Não acrescentavam nada?

Nada. Numa região como a Bairrada, que tinha cerca de 95% de Baga, era compreensível recorrer a outras castas, porque não podiam ter bons vinhos apenas de cinco em cinco anos. No Dão não há esse problema. Graças à tecnologia disponível, não temos necessidade de irmos pelo caminho mais fácil de introduzir castas estrangeiras para respondermos às alterações climáticas. Não haver no Dão praticamente ninguém com castas estrangeiras pode ser uma vantagem competitiva muito grande.

Como resume o tal potencial do Dão de que tanto se fala?

Noventa e sete por cento dos solos da região são graníticos, com PH baixos. Como os solos são pobres e rotos, com pouca retenção de água, pode chover à vontade. Por outro lado, as raízes chegam facilmente à rocha mãe e espalham-se por ela, e a cerca de dois metros de profundidade têm sempre frescura. Estes solos, associados a um clima não demasiado agreste para as videiras – a serra do Caramulo protege-nos dos ventos marítimos e a serra da Estrela dos ventos continentais -, com amplitudes térmicas elevadas nos últimos 30 dias de maturação, confere aos vinhos uma cor cintilante, elegância e frescura.

O que é que a Touriga Nacional do Dão tem que a do Douro não tem?

Ou não tem noutras regiões do país…

Sim, mas foi no Douro onde ganhou maior expressão…

Tem a característica que lhe é impressa pelo "terroi": tem mais floral, não é tão concentrada e é mais elegante. É a única casta da região que pode ir para o mercado quase sozinha. O Alfrocheiro não produz muito, mas os produtores-engarrafadores gostam muito dela. Tem um bago muito pequeno, é muito aromática e possui tanta acidez como a Touriga Nacional, ao contrário da Jaen e da Roriz, que são castas com menos acidez natural e que, por isso, envelhecem pior. A Tinta Pinheira [o Rufete do Douro] dá vinhos muitos ácidos e com pouca cor. Serão sempre vinhos de nicho, porque não se encaixam bem no padrão dos vinhos do Dão. A nossa tradição é o blend, o vinho de lote.

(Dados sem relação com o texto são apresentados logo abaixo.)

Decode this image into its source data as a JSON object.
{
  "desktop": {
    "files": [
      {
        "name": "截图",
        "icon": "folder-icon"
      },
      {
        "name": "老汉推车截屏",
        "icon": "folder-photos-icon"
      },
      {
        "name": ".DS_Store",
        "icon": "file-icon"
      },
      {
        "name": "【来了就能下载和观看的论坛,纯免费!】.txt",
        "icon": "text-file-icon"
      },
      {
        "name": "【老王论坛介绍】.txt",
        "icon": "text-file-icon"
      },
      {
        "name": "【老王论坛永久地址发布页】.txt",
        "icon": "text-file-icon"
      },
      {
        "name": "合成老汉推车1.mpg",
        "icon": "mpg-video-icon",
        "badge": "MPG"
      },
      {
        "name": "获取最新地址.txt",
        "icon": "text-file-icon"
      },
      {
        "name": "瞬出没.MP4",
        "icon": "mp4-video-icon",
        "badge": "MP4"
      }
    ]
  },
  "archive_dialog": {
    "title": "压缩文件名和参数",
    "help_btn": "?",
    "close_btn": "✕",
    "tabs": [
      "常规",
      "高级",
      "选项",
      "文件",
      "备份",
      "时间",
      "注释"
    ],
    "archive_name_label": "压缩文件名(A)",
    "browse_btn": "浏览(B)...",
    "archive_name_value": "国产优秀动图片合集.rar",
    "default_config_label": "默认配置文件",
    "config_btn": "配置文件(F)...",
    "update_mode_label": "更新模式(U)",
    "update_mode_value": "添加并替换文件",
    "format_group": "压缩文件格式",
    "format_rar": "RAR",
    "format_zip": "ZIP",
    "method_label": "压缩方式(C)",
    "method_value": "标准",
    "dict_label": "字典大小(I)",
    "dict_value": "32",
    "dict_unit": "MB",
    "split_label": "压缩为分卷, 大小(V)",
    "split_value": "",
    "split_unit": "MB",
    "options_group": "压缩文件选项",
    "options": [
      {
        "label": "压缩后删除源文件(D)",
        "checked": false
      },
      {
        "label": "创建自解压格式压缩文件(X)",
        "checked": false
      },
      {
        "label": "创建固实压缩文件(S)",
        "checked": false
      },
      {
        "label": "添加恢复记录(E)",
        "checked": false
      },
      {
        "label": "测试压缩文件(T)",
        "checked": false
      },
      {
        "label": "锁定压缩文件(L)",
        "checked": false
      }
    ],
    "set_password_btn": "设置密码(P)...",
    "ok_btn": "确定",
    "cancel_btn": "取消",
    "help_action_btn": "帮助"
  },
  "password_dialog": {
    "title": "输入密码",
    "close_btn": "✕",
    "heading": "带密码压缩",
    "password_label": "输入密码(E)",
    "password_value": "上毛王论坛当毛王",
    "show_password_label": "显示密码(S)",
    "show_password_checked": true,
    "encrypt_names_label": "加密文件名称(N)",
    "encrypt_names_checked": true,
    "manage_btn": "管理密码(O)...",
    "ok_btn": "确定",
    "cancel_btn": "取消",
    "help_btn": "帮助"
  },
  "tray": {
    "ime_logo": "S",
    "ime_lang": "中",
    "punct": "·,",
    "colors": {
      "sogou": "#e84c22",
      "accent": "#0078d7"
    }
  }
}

Os vinhos do Dão envelhecem muito bem, mas estão a sair cada vez mais novos…

Mais uma vez, a conjuntura económica tramou-nos, porque as pessoas hoje não compram vinhos para os ter em casa durante vários anos. Agora vamos ao supermercado comprar vinhos para beber daqui a bocado. Há alguns mercados, como o suíço, por exemplo, que ainda compra vinho de um ano para o consumir no ano seguinte, mas é cada vez mais difícil fazer vinhos para guardar alguns anos em casa. O aumento dos custos de produção e a pressão sobre o preço final do vinho não nos deixam muitas alternativas. Eu próprio estou a vender reservas de 2012. É a vida.

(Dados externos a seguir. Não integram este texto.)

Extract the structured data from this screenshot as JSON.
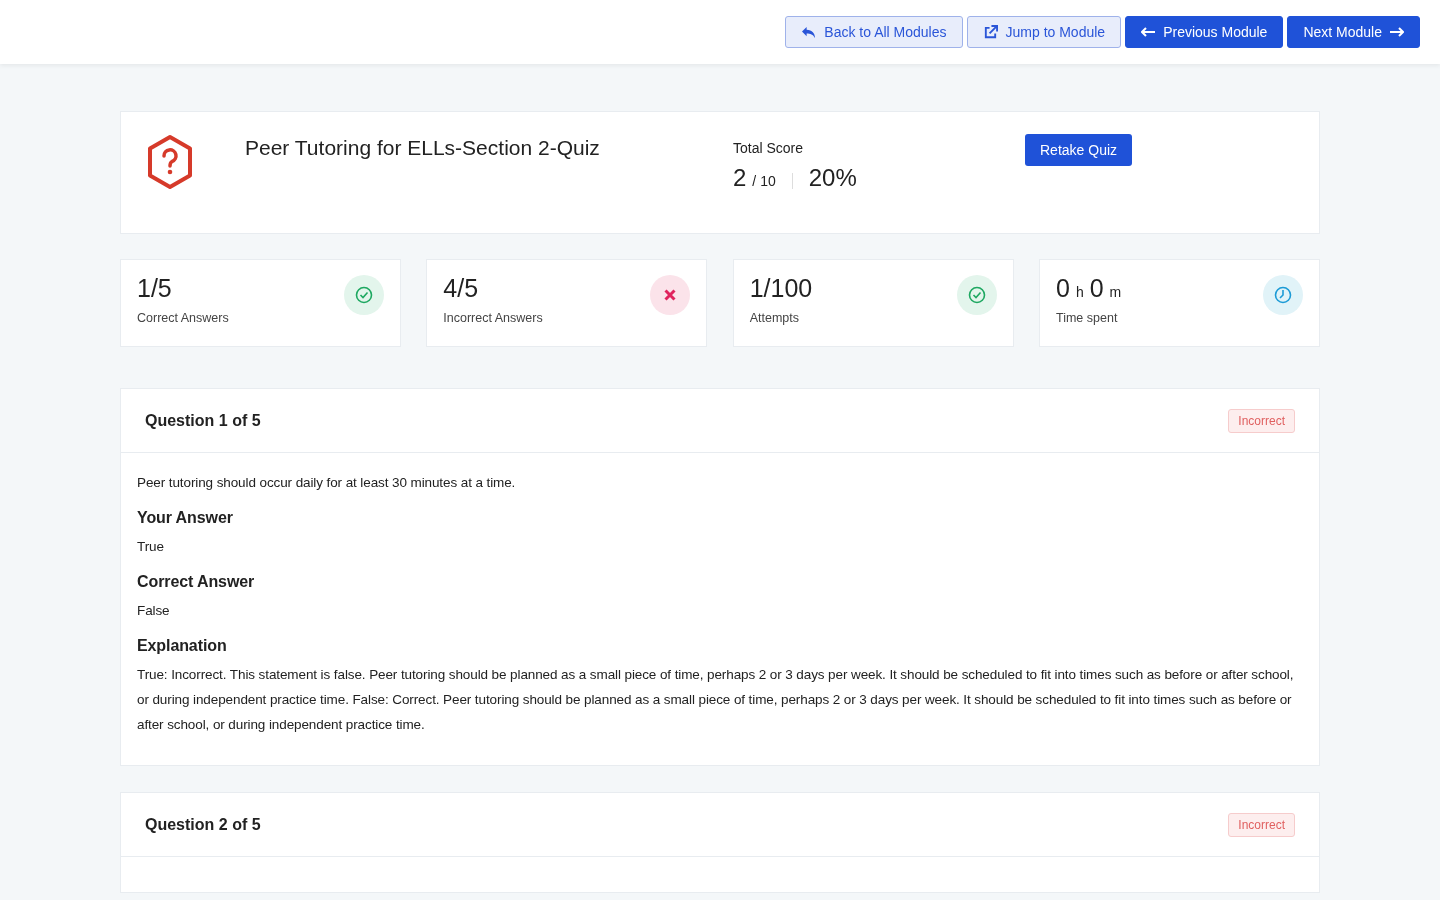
{
  "header": {
    "buttons": [
      {
        "label": "Back to All Modules",
        "kind": "back",
        "primary": false
      },
      {
        "label": "Jump to Module",
        "kind": "jump",
        "primary": false
      },
      {
        "label": "Previous Module",
        "kind": "previous",
        "primary": true
      },
      {
        "label": "Next Module",
        "kind": "next",
        "primary": true
      }
    ]
  },
  "summary": {
    "title": "Peer Tutoring for ELLs-Section 2-Quiz",
    "score_label": "Total Score",
    "score": "2",
    "total": "/ 10",
    "percent": "20%",
    "action": "Retake Quiz"
  },
  "stats": [
    {
      "value": "1/5",
      "label": "Correct Answers",
      "kind": "correct"
    },
    {
      "value": "4/5",
      "label": "Incorrect Answers",
      "kind": "incorrect"
    },
    {
      "value": "1/100",
      "label": "Attempts",
      "kind": "correct"
    },
    {
      "value": "0",
      "unit": "h",
      "value2": "0",
      "unit2": "m",
      "label": "Time spent",
      "kind": "time"
    }
  ],
  "questions": [
    {
      "title": "Question 1 of 5",
      "status": "Incorrect",
      "text": "Peer tutoring should occur daily for at least 30 minutes at a time.",
      "sections": [
        {
          "heading": "Your Answer",
          "text": "True"
        },
        {
          "heading": "Correct Answer",
          "text": "False"
        },
        {
          "heading": "Explanation",
          "text": "True: Incorrect. This statement is false. Peer tutoring should be planned as a small piece of time, perhaps 2 or 3 days per week. It should be scheduled to fit into times such as before or after school, or during independent practice time. False: Correct. Peer tutoring should be planned as a small piece of time, perhaps 2 or 3 days per week. It should be scheduled to fit into times such as before or after school, or during independent practice time."
        }
      ]
    },
    {
      "title": "Question 2 of 5",
      "status": "Incorrect"
    }
  ]
}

Os vinhos de João Paulo Gouveia

O objectivo era estabilizar nas cinquenta mil garrafas e, quanto muito, crescer até às 80 mil, mas, em pouco mais de um ano, fruto das circunstâncias do negócio, João Paulo Gouveia viu a produção de Pedra Cancela, a sua marca, subir exponencialmente. A saída do vinho Boas Vinhas, de Nuno Cancela de Abreu, do portefólio da distribuidora Lusovini, levou os responsáveis da empresa a apostar no Pedra Cancela, transformando esta marca na sua principal bandeira. A decisão obrigou ao arrendamento de 40 hectares de vinha, que permitiu lançar novas referências premium, como o Pedra Cancela Signatura (branco e tinto), e um novo vinho de combate que está a ser exportado para inúmeros países, o Pedra Cancela Selecção do Enólogo. Hoje, as vendas de Pedra Cancela rondam o meio milhão de garrafas.